Estée Lauder Companies (EL) shares took a nosedive in premarket trading on Thursday, plummeting over 20% after the cosmetics giant released disappointing first-quarter earnings. The company’s results were marred by a combination of factors, including a weakening retail market, a decline in consumer sentiment in China, and the impact of the ongoing talcum litigation.
Estée Lauder reported adjusted earnings per share of 14 cents, which, although exceeding the Street view of 9 cents, failed to impress investors. The company’s quarterly sales of $3.36 billion fell short of analyst expectations, clocking in at a 4% decline from the previous year. All key segments, including Skin Care, Makeup, Fragrance, and Hair Care, experienced sales declines, with Skin Care taking the biggest hit at 7%.
The company attributed the weak sales performance primarily to declining consumer sentiment in China, which led to weaker prestige beauty sales and low conversion rates in Asia travel retail and Hong Kong SAR. Moreover, the slowing retail market contributed to lower replenishment orders and inventory pressures, further impacting sales.
Adding to the pressure, Estée Lauder reported a net loss of $156 million for the quarter, a stark contrast to the $31 million in net earnings recorded in the prior year. This shift was primarily attributed to charges associated with talcum litigation settlement agreements, totaling $159 million.
In light of the challenging market environment, including the unpredictable recovery timeline for China and Asia travel retail, and the impending leadership change, Estée Lauder made the decision to withdraw its fiscal 2025 outlook, providing guidance only for the second quarter.
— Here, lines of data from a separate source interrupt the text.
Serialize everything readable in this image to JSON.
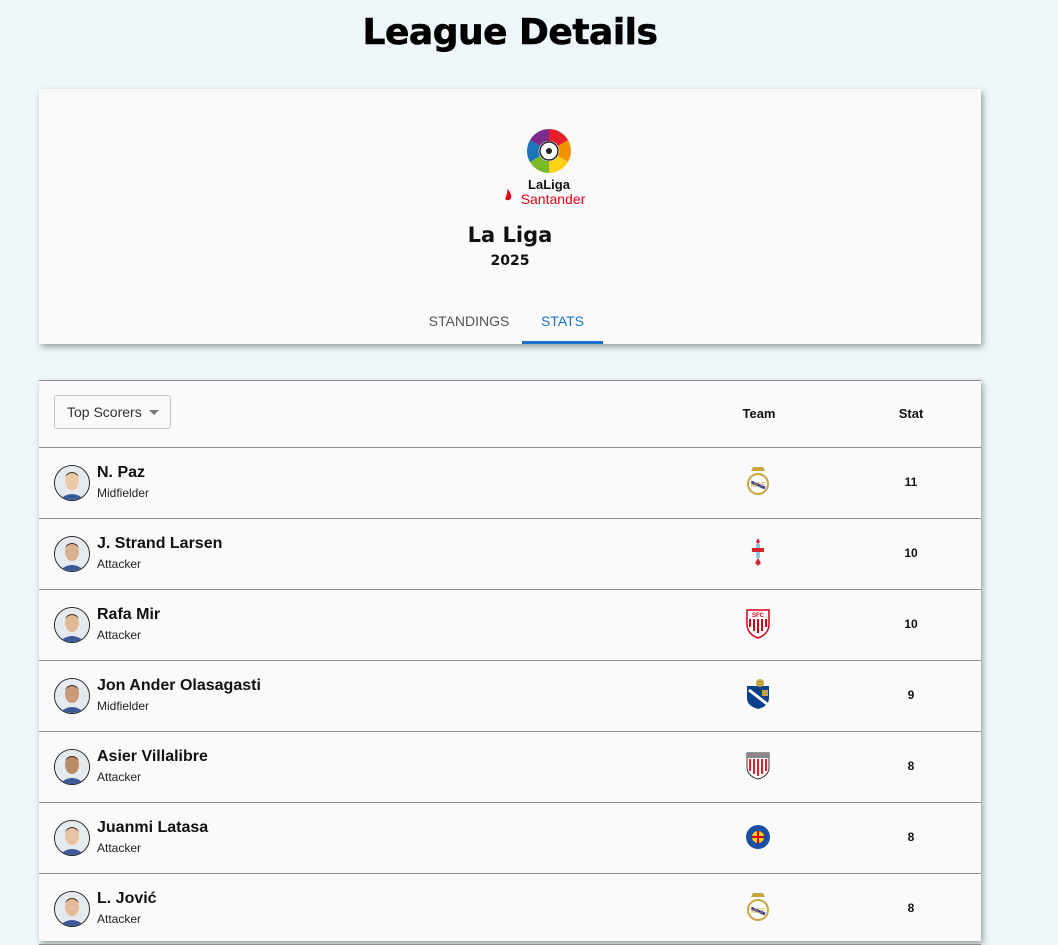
{
  "page": {
    "title": "League Details"
  },
  "league": {
    "logo_text_1": "LaLiga",
    "logo_text_2": "Santander",
    "name": "La Liga",
    "season": "2025"
  },
  "tabs": [
    {
      "label": "STANDINGS",
      "active": false
    },
    {
      "label": "STATS",
      "active": true
    }
  ],
  "stats": {
    "category_select": "Top Scorers",
    "columns": {
      "team": "Team",
      "stat": "Stat"
    },
    "rows": [
      {
        "name": "N. Paz",
        "position": "Midfielder",
        "team_crest": "real-madrid-crest-icon",
        "stat": "11"
      },
      {
        "name": "J. Strand Larsen",
        "position": "Attacker",
        "team_crest": "celta-vigo-crest-icon",
        "stat": "10"
      },
      {
        "name": "Rafa Mir",
        "position": "Attacker",
        "team_crest": "sevilla-crest-icon",
        "stat": "10"
      },
      {
        "name": "Jon Ander Olasagasti",
        "position": "Midfielder",
        "team_crest": "real-sociedad-crest-icon",
        "stat": "9"
      },
      {
        "name": "Asier Villalibre",
        "position": "Attacker",
        "team_crest": "athletic-bilbao-crest-icon",
        "stat": "8"
      },
      {
        "name": "Juanmi Latasa",
        "position": "Attacker",
        "team_crest": "getafe-crest-icon",
        "stat": "8"
      },
      {
        "name": "L. Jović",
        "position": "Attacker",
        "team_crest": "real-madrid-crest-icon",
        "stat": "8"
      }
    ]
  },
  "colors": {
    "accent": "#1e73c8",
    "background": "#eef6f9",
    "card": "#fafafa"
  }
}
This decision signifies the company’s cautious approach to navigating the current landscape.
Estée Lauder announced yesterday that Stéphane de La Faverie will assume the role of President and Chief Executive Officer, effective January 1, 2025, succeeding Fabrizio Freda, who is retiring after a sixteen-year tenure. De La Faverie will also join the Board of Directors.
To provide the incoming leadership team with greater financial flexibility to accelerate profitable growth, Estée Lauder announced a reduction in its dividend. The company declared a quarterly dividend of 35 cents per share, payable on December 16.
For the second quarter, Estée Lauder anticipates a decrease in adjusted net earnings per common share between 77% and 60%, ranging from 20 cents to 35 cents. This forecast falls significantly below the consensus estimate of $1.06. The company also projects a decline in both reported and organic net sales between 8% and 6% for the quarter.
The combination of these factors, including the disappointing earnings, the challenging market outlook, and the dividend cut, fueled a significant sell-off in Estée Lauder shares. Investors are closely watching how the company will navigate these challenges and whether its new leadership can restore confidence and reignite growth in the coming quarters.